Она тут же развернула Бальзака и продолжала торопливо читать, он же сунул окурок, оказавшийся в левой руке, над пепельницей задумчиво постоял, сорвался с места, пробежал от стены до стены, присел на краешек стула и попытался дальше читать.
Тьма душного вечера тихо густела, и слабые мелкие буковки то представлялись иными, то и вовсе сливались в длинные поперечные линии, так что он досадливо морщился, вскочил наконец, пробежал, торопясь и сердясь, зажёг свечи, подхватил канделябр, перетащил на маленький столик перед диваном и засветил все пять фитилей.
Аня с благодарностью кивнула ему.
Фёдор Михайлович долго стоял перед ней. Любовь к ней нежно грела истомлённую душу, слова Герцена стёрлись из памяти, мысли мелькали и уходили, ничего больше и не надо было ему, как стоять перед ней и смотреть на эту слабую детскую шею, на которой маленьким бугорком обозначилась косточка шейного позвонка, до того милая, славная, что хотелось её целовать.
Размышляя об этом желании, боясь ей помешать, он в рассеянности встал у окна, сам не зная зачем. Пунктиры газовых фонарей расплывчато мерцали во тьме, видимые и невидимые ему.
Внезапно он встрепенулся: ему показалось, что так вот, в полном бездействии, он простоял целый час. Время, невозвратное время понапрасну идёт. Он хотел и должен был приниматься за труд, но никак не мог припомнить того, на чём остановился перед тем, как упал. Он кое-как устремился к столу, неуклюжий и нервный, всё ещё испытывая сильную вялость в ногах, и пустился пересматривать записную тетрадь.
Записная тетрадь ещё пуще сбивала его. Он писал в тетради, ужасно спеша и волнуясь: удачная мысль приводила его в сильный трепет, и он так страшился её потерять, по опыту слишком уж зная, что промедли мгновенье, и эта славная мысль уже никогда, никогда не возвратится к нему, и по этой причине хватал её как попало, дрожа в нетерпении, открывал, то с середины, то с конца, то с начала, и почерк его, в зависимости от степени его возбуждения, то мелкий, то крупный, то даже несколько ровный, то стремительный, то приблизительно ясный, то неразборчивый до того, что разобрать его было нельзя и приходилось угадывать смысл чуть ли не по нескольким знакам, вертелся и прыгал как бешеный, и самые записи шли вперемешку: отдельные мысли, планы статей, сюжеты романов, расходы, слова каких-то героев, цифры долгов, даже даты припадков, с указанием, какой силы случился и в какой четверти находилась луна. Сколько раз давал он себе самое твёрдое и самое последнее слово писать по порядку, как пишут все!

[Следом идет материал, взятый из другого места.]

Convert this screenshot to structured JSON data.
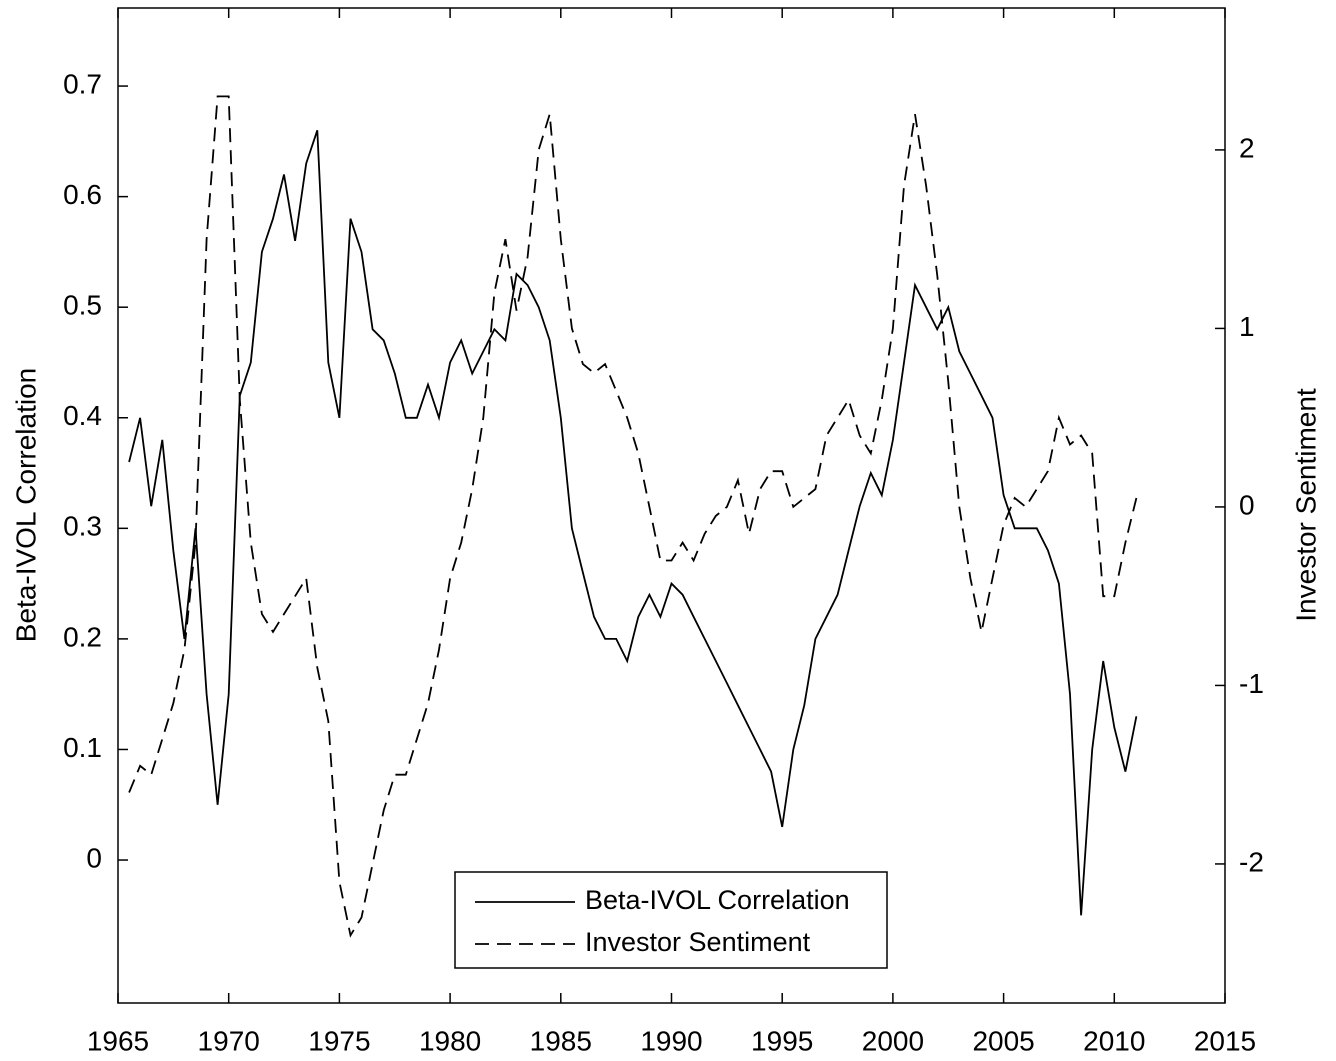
{
  "chart_data": {
    "type": "line",
    "y_label": "Beta-IVOL Correlation",
    "y2_label": "Investor Sentiment",
    "x": [
      1965.5,
      1966,
      1966.5,
      1967,
      1967.5,
      1968,
      1968.5,
      1969,
      1969.5,
      1970,
      1970.5,
      1971,
      1971.5,
      1972,
      1972.5,
      1973,
      1973.5,
      1974,
      1974.5,
      1975,
      1975.5,
      1976,
      1976.5,
      1977,
      1977.5,
      1978,
      1978.5,
      1979,
      1979.5,
      1980,
      1980.5,
      1981,
      1981.5,
      1982,
      1982.5,
      1983,
      1983.5,
      1984,
      1984.5,
      1985,
      1985.5,
      1986,
      1986.5,
      1987,
      1987.5,
      1988,
      1988.5,
      1989,
      1989.5,
      1990,
      1990.5,
      1991,
      1991.5,
      1992,
      1992.5,
      1993,
      1993.5,
      1994,
      1994.5,
      1995,
      1995.5,
      1996,
      1996.5,
      1997,
      1997.5,
      1998,
      1998.5,
      1999,
      1999.5,
      2000,
      2000.5,
      2001,
      2001.5,
      2002,
      2002.5,
      2003,
      2003.5,
      2004,
      2004.5,
      2005,
      2005.5,
      2006,
      2006.5,
      2007,
      2007.5,
      2008,
      2008.5,
      2009,
      2009.5,
      2010,
      2010.5,
      2011
    ],
    "series": [
      {
        "name": "Beta-IVOL Correlation",
        "color": "#000000",
        "dash": "none",
        "values": [
          0.36,
          0.4,
          0.32,
          0.38,
          0.28,
          0.2,
          0.3,
          0.15,
          0.05,
          0.15,
          0.42,
          0.45,
          0.55,
          0.58,
          0.62,
          0.56,
          0.63,
          0.66,
          0.45,
          0.4,
          0.58,
          0.55,
          0.48,
          0.47,
          0.44,
          0.4,
          0.4,
          0.43,
          0.4,
          0.45,
          0.47,
          0.44,
          0.46,
          0.48,
          0.47,
          0.53,
          0.52,
          0.5,
          0.47,
          0.4,
          0.3,
          0.26,
          0.22,
          0.2,
          0.2,
          0.18,
          0.22,
          0.24,
          0.22,
          0.25,
          0.24,
          0.22,
          0.2,
          0.18,
          0.16,
          0.14,
          0.12,
          0.1,
          0.08,
          0.03,
          0.1,
          0.14,
          0.2,
          0.22,
          0.24,
          0.28,
          0.32,
          0.35,
          0.33,
          0.38,
          0.45,
          0.52,
          0.5,
          0.48,
          0.5,
          0.46,
          0.44,
          0.42,
          0.4,
          0.33,
          0.3,
          0.3,
          0.3,
          0.28,
          0.25,
          0.15,
          -0.05,
          0.1,
          0.18,
          0.12,
          0.08,
          0.13
        ]
      },
      {
        "name": "Investor Sentiment",
        "color": "#000000",
        "dash": "14 8",
        "axis": "y2",
        "values": [
          -1.6,
          -1.45,
          -1.5,
          -1.3,
          -1.1,
          -0.8,
          -0.2,
          1.5,
          2.3,
          2.3,
          0.6,
          -0.2,
          -0.6,
          -0.7,
          -0.6,
          -0.5,
          -0.4,
          -0.9,
          -1.2,
          -2.1,
          -2.4,
          -2.3,
          -2.0,
          -1.7,
          -1.5,
          -1.5,
          -1.3,
          -1.1,
          -0.8,
          -0.4,
          -0.2,
          0.1,
          0.5,
          1.2,
          1.5,
          1.1,
          1.4,
          2.0,
          2.2,
          1.5,
          1.0,
          0.8,
          0.75,
          0.8,
          0.65,
          0.5,
          0.3,
          0.0,
          -0.3,
          -0.3,
          -0.2,
          -0.3,
          -0.15,
          -0.05,
          0.0,
          0.15,
          -0.15,
          0.1,
          0.2,
          0.2,
          0.0,
          0.05,
          0.1,
          0.4,
          0.5,
          0.6,
          0.4,
          0.3,
          0.6,
          1.0,
          1.8,
          2.2,
          1.8,
          1.3,
          0.7,
          0.0,
          -0.4,
          -0.7,
          -0.4,
          -0.1,
          0.05,
          0.0,
          0.1,
          0.2,
          0.5,
          0.35,
          0.4,
          0.3,
          -0.5,
          -0.5,
          -0.2,
          0.05
        ]
      }
    ],
    "xlim": [
      1965,
      2015
    ],
    "xticks": [
      1965,
      1970,
      1975,
      1980,
      1985,
      1990,
      1995,
      2000,
      2005,
      2010,
      2015
    ],
    "ylim": [
      -0.1293,
      0.7706
    ],
    "yticks": [
      0,
      0.1,
      0.2,
      0.3,
      0.4,
      0.5,
      0.6,
      0.7
    ],
    "y2lim": [
      -2.779,
      2.795
    ],
    "y2ticks": [
      -2,
      -1,
      0,
      1,
      2
    ],
    "legend": "bottom-center"
  }
}
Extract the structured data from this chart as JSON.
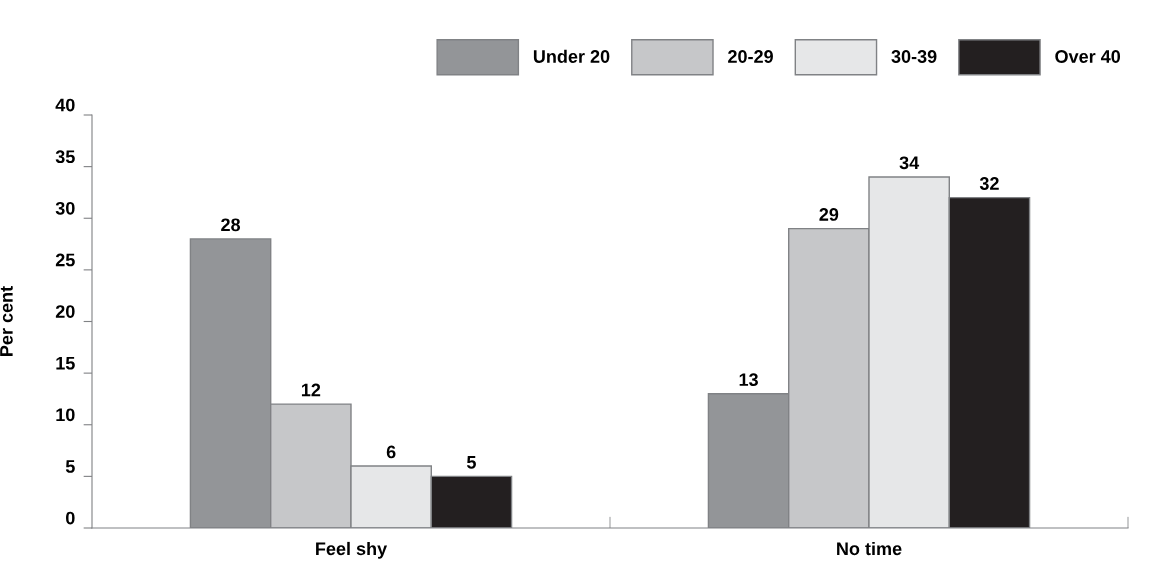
{
  "chart_data": {
    "type": "bar",
    "ylabel": "Per cent",
    "categories": [
      "Feel shy",
      "No time"
    ],
    "series": [
      {
        "name": "Under 20",
        "color": "#939598",
        "values": [
          28,
          13
        ]
      },
      {
        "name": "20-29",
        "color": "#c6c7c9",
        "values": [
          12,
          29
        ]
      },
      {
        "name": "30-39",
        "color": "#e6e7e8",
        "values": [
          6,
          34
        ]
      },
      {
        "name": "Over 40",
        "color": "#231f20",
        "values": [
          5,
          32
        ]
      }
    ],
    "ylim": [
      0,
      40
    ],
    "yticks": [
      0,
      5,
      10,
      15,
      20,
      25,
      30,
      35,
      40
    ],
    "data_labels": true,
    "legend": "top right",
    "grid": false
  }
}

Лицо его стало суровым от крайнего недовольства собой, губы поджались, щели глаз провалились и темнели угрюмо из-под нависших бровей. Он путался в этих дебрях случайных заметок, раздражённо проклиная себя.

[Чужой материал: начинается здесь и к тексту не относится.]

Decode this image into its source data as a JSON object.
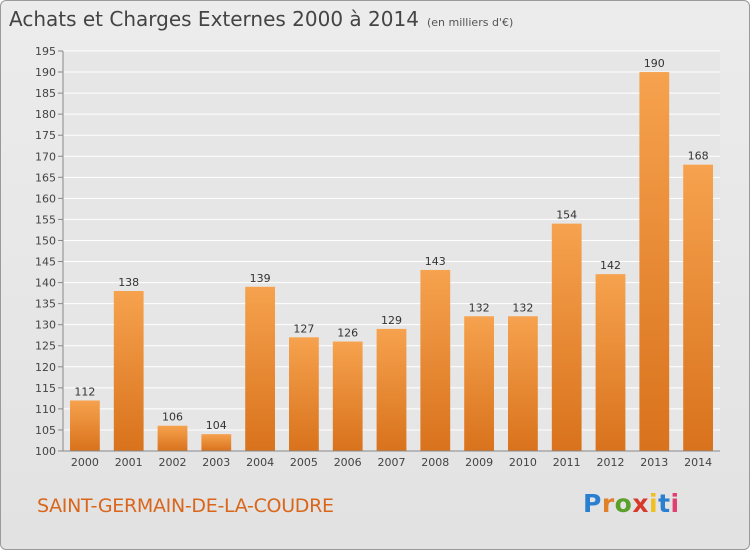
{
  "title": "Achats et Charges Externes 2000 à 2014",
  "unit_note": "(en milliers d'€)",
  "commune": "SAINT-GERMAIN-DE-LA-COUDRE",
  "logo": {
    "text": "Proxiti",
    "letter_colors": [
      "#2a7fd0",
      "#e0802a",
      "#5aa02a",
      "#d83a2a",
      "#f0c020",
      "#2a7fd0",
      "#e04070"
    ]
  },
  "colors": {
    "bar_light": "#f6a24e",
    "bar_dark": "#d9721c",
    "grid": "#ffffff",
    "plot_bg": "#e6e6e6"
  },
  "chart_data": {
    "type": "bar",
    "categories": [
      "2000",
      "2001",
      "2002",
      "2003",
      "2004",
      "2005",
      "2006",
      "2007",
      "2008",
      "2009",
      "2010",
      "2011",
      "2012",
      "2013",
      "2014"
    ],
    "values": [
      112,
      138,
      106,
      104,
      139,
      127,
      126,
      129,
      143,
      132,
      132,
      154,
      142,
      190,
      168
    ],
    "ylim": [
      100,
      195
    ],
    "ytick_step": 5,
    "grid": true
  }
}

Посреди всех этих несусветных каракуль вдруг бросилось крупными буквами:
«ОДНА М Ы С Л Ь (П О Э М А)».
Ниже бежали отдельные слова и короткие торопливые сжатые фразы:
«Подполье, мрак, юноша, не умеет говорить, Иван Антонович, почти двадцать лет. Описание
Молодой офицер, адъютант Коменданта, задумал переворот, чтоб провозгласить его императором».

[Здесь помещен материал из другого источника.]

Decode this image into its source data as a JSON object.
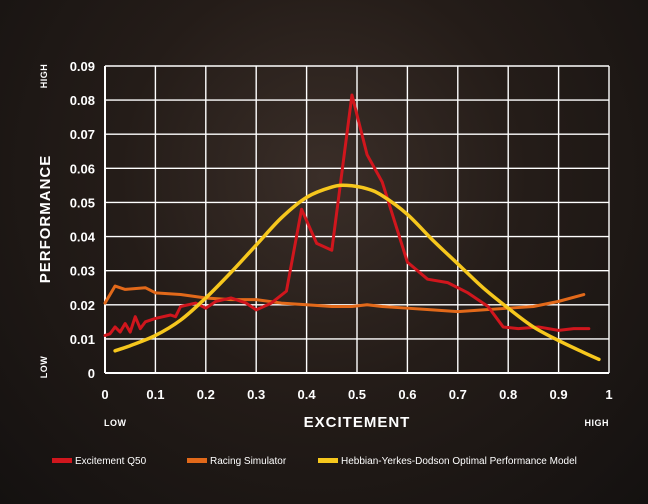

Он тотчас припомнил, как раздумывал об этом сюжете на Шиллерштрассе, 277, и как ещё прежде брал номер журнала с изложением истории злополучного императора в тесноватой библиотеке у очень строгой седой подвижной старушки с беззубым морщинистым ртом и выставленным вперёд подбородком, которая так значительно-странно пошамкала им, но почему-то ничего не сказала, когда подавала журнал, припомнил зачем-то и то, что обложка журнала была довольно запачкана нечистыми пальцами рук, а сам журнал был разрезан только на критике, и не разрезан почти, а чем-то тупым неаккуратно разодран, спичкой или чем-то иным, и одна страница была загнута до половины.